Willingness to buy: Austrians badly affected by floods

In most European countries, citizens are still obliged to keep close control of their money and budget very strictly. Germans (36.5 points), Austrians (11.6 points) and Bulgarians (2.6 points) are quite spend-happy. In contrast, consumers are focusing on drastically saving in Italy (-49.0 points), Portugal (-43.2 points) and France (-42.2 points).

The United Kingdom is one of the few economies in Europe which registered growth in the first quarter. According to the British Chambers of Commerce, it was up 0.3 percent. Growth of 0.9 percent is forecast for 2013 as a whole. Other economic experts are predicting growth to be even higher. Correspondingly, the Purchasing Manager Index increased to 51.3 points in May and therefore signified a return to growth. Various government reforms aim to boost the economy again. Unemployment has also been largely stable for around one year and is currently at 7.8 percent. In view of these factors, the British are once again taking a more optimistic view of the future. Although consumers are still not keen on investing in high-value products, the mood has improved significantly. Willingness to buy has recovered from its interim low in August 2012 (-51.5 points) to -29.5 points at present. This is the highest value since December 2010.

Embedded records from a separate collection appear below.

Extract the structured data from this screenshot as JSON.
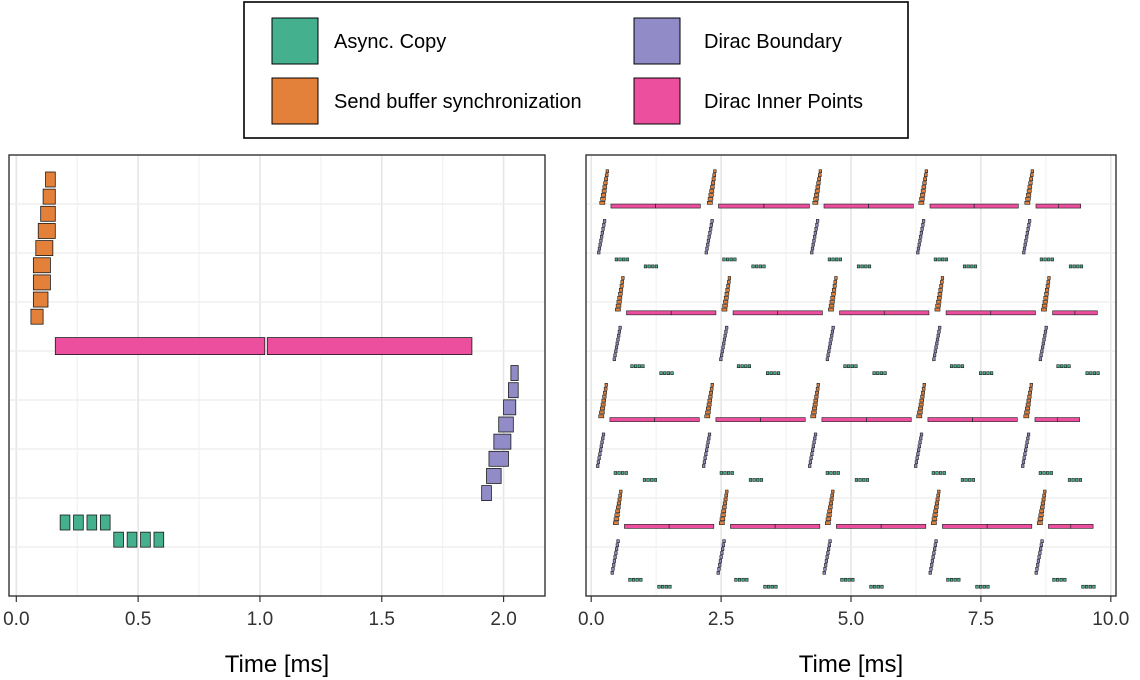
{
  "colors": {
    "async_copy": "#44B08E",
    "send_sync": "#E3803A",
    "dirac_boundary": "#918CC7",
    "dirac_inner": "#EC4F9D"
  },
  "legend": {
    "items": [
      {
        "label": "Async. Copy",
        "color": "#44B08E"
      },
      {
        "label": "Send buffer synchronization",
        "color": "#E3803A"
      },
      {
        "label": "Dirac Boundary",
        "color": "#918CC7"
      },
      {
        "label": "Dirac Inner Points",
        "color": "#EC4F9D"
      }
    ]
  },
  "chart_data": [
    {
      "type": "gantt",
      "xlabel": "Time [ms]",
      "xlim": [
        -0.03,
        2.17
      ],
      "ylim": [
        0,
        18
      ],
      "x_ticks": [
        "0.0",
        "0.5",
        "1.0",
        "1.5",
        "2.0"
      ],
      "x_tick_values": [
        0.0,
        0.5,
        1.0,
        1.5,
        2.0
      ],
      "grid": true,
      "bars": [
        {
          "series": "Send buffer synchronization",
          "row": 17,
          "start": 0.12,
          "end": 0.16
        },
        {
          "series": "Send buffer synchronization",
          "row": 16.3,
          "start": 0.11,
          "end": 0.16
        },
        {
          "series": "Send buffer synchronization",
          "row": 15.6,
          "start": 0.1,
          "end": 0.16
        },
        {
          "series": "Send buffer synchronization",
          "row": 14.9,
          "start": 0.09,
          "end": 0.16
        },
        {
          "series": "Send buffer synchronization",
          "row": 14.2,
          "start": 0.08,
          "end": 0.15
        },
        {
          "series": "Send buffer synchronization",
          "row": 13.5,
          "start": 0.07,
          "end": 0.14
        },
        {
          "series": "Send buffer synchronization",
          "row": 12.8,
          "start": 0.07,
          "end": 0.14
        },
        {
          "series": "Send buffer synchronization",
          "row": 12.1,
          "start": 0.07,
          "end": 0.13
        },
        {
          "series": "Send buffer synchronization",
          "row": 11.4,
          "start": 0.06,
          "end": 0.11
        },
        {
          "series": "Dirac Inner Points",
          "row": 10.2,
          "start": 0.16,
          "end": 1.02
        },
        {
          "series": "Dirac Inner Points",
          "row": 10.2,
          "start": 1.03,
          "end": 1.87
        },
        {
          "series": "Dirac Boundary",
          "row": 9.1,
          "start": 2.03,
          "end": 2.06
        },
        {
          "series": "Dirac Boundary",
          "row": 8.4,
          "start": 2.02,
          "end": 2.06
        },
        {
          "series": "Dirac Boundary",
          "row": 7.7,
          "start": 2.0,
          "end": 2.05
        },
        {
          "series": "Dirac Boundary",
          "row": 7.0,
          "start": 1.98,
          "end": 2.04
        },
        {
          "series": "Dirac Boundary",
          "row": 6.3,
          "start": 1.96,
          "end": 2.03
        },
        {
          "series": "Dirac Boundary",
          "row": 5.6,
          "start": 1.94,
          "end": 2.02
        },
        {
          "series": "Dirac Boundary",
          "row": 4.9,
          "start": 1.93,
          "end": 1.99
        },
        {
          "series": "Dirac Boundary",
          "row": 4.2,
          "start": 1.91,
          "end": 1.95
        },
        {
          "series": "Async. Copy",
          "row": 3.0,
          "start": 0.18,
          "end": 0.22
        },
        {
          "series": "Async. Copy",
          "row": 3.0,
          "start": 0.235,
          "end": 0.275
        },
        {
          "series": "Async. Copy",
          "row": 3.0,
          "start": 0.29,
          "end": 0.33
        },
        {
          "series": "Async. Copy",
          "row": 3.0,
          "start": 0.345,
          "end": 0.385
        },
        {
          "series": "Async. Copy",
          "row": 2.3,
          "start": 0.4,
          "end": 0.44
        },
        {
          "series": "Async. Copy",
          "row": 2.3,
          "start": 0.455,
          "end": 0.495
        },
        {
          "series": "Async. Copy",
          "row": 2.3,
          "start": 0.51,
          "end": 0.55
        },
        {
          "series": "Async. Copy",
          "row": 2.3,
          "start": 0.565,
          "end": 0.605
        }
      ]
    },
    {
      "type": "gantt",
      "xlabel": "Time [ms]",
      "xlim": [
        -0.1,
        10.1
      ],
      "ylim": [
        0,
        19
      ],
      "x_ticks": [
        "0.0",
        "2.5",
        "5.0",
        "7.5",
        "10.0"
      ],
      "x_tick_values": [
        0.0,
        2.5,
        5.0,
        7.5,
        10.0
      ],
      "grid": true,
      "lanes": [
        {
          "send_center": 0.28,
          "boundary_center": 0.12,
          "row_offset": 15.2,
          "starts": [
            0.28,
            2.35,
            4.38,
            6.42,
            8.46
          ],
          "inner_lengths": [
            1.72,
            1.75,
            1.72,
            1.7,
            0.86
          ]
        },
        {
          "send_center": 0.58,
          "boundary_center": 0.4,
          "row_offset": 10.6,
          "starts": [
            0.58,
            2.63,
            4.68,
            6.73,
            8.78
          ],
          "inner_lengths": [
            1.72,
            1.72,
            1.72,
            1.72,
            0.86
          ]
        },
        {
          "send_center": 0.26,
          "boundary_center": 0.1,
          "row_offset": 6.0,
          "starts": [
            0.26,
            2.3,
            4.34,
            6.38,
            8.44
          ],
          "inner_lengths": [
            1.72,
            1.72,
            1.72,
            1.72,
            0.86
          ]
        },
        {
          "send_center": 0.54,
          "boundary_center": 0.36,
          "row_offset": 1.4,
          "starts": [
            0.54,
            2.58,
            4.62,
            6.66,
            8.7
          ],
          "inner_lengths": [
            1.72,
            1.72,
            1.72,
            1.72,
            0.86
          ]
        }
      ]
    }
  ]
}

Following a considerable recovery in willingness to buy in Austria until May (24.1 points), it tumbled to 11.6 points in June. This is primarily attributable to the severe flooding, which predominantly hit Austria, the Czech Republic and Germany at the beginning of June. Rivers overflowing their banks and mudslides on mountain slopes have caused considerable devastation in the small Alpine country. It is not yet possible to predict the full consequences of the flooding. However, the impact on tourism regions, in particular, is likely to be significant. Hotels and restaurants affected by flooding cannot open for business. Companies are also not able to produce. Austrians will have to replace many of their household items and renovate their homes, in some cases entirely rebuilding them. This leaves little financial scope for other investments. By the second half of the year, this necessary spending will provide a boost to the economy.

One of the poorest countries in Europe also continues to struggle with poor economic data. In the first quarter of 2013, GDP in Romania increased by 0.7 percent quarter-on-quarter and 2.6 percent year-on-year. However, unemployment continues to rise. According to Eurostat, it is currently 7.5 percent. Inflation is also rising. At present, it is 4.4 percent and is therefore one of the highest in Europe. This is having an impact on the willingness of Romanians to buy. Many are already reliant on fruit and vegetables from their own garden and they are particularly affected if food prices then also rise. Money does not go much beyond the everyday essentials. Accordingly, the indicator is low at -22.5 points.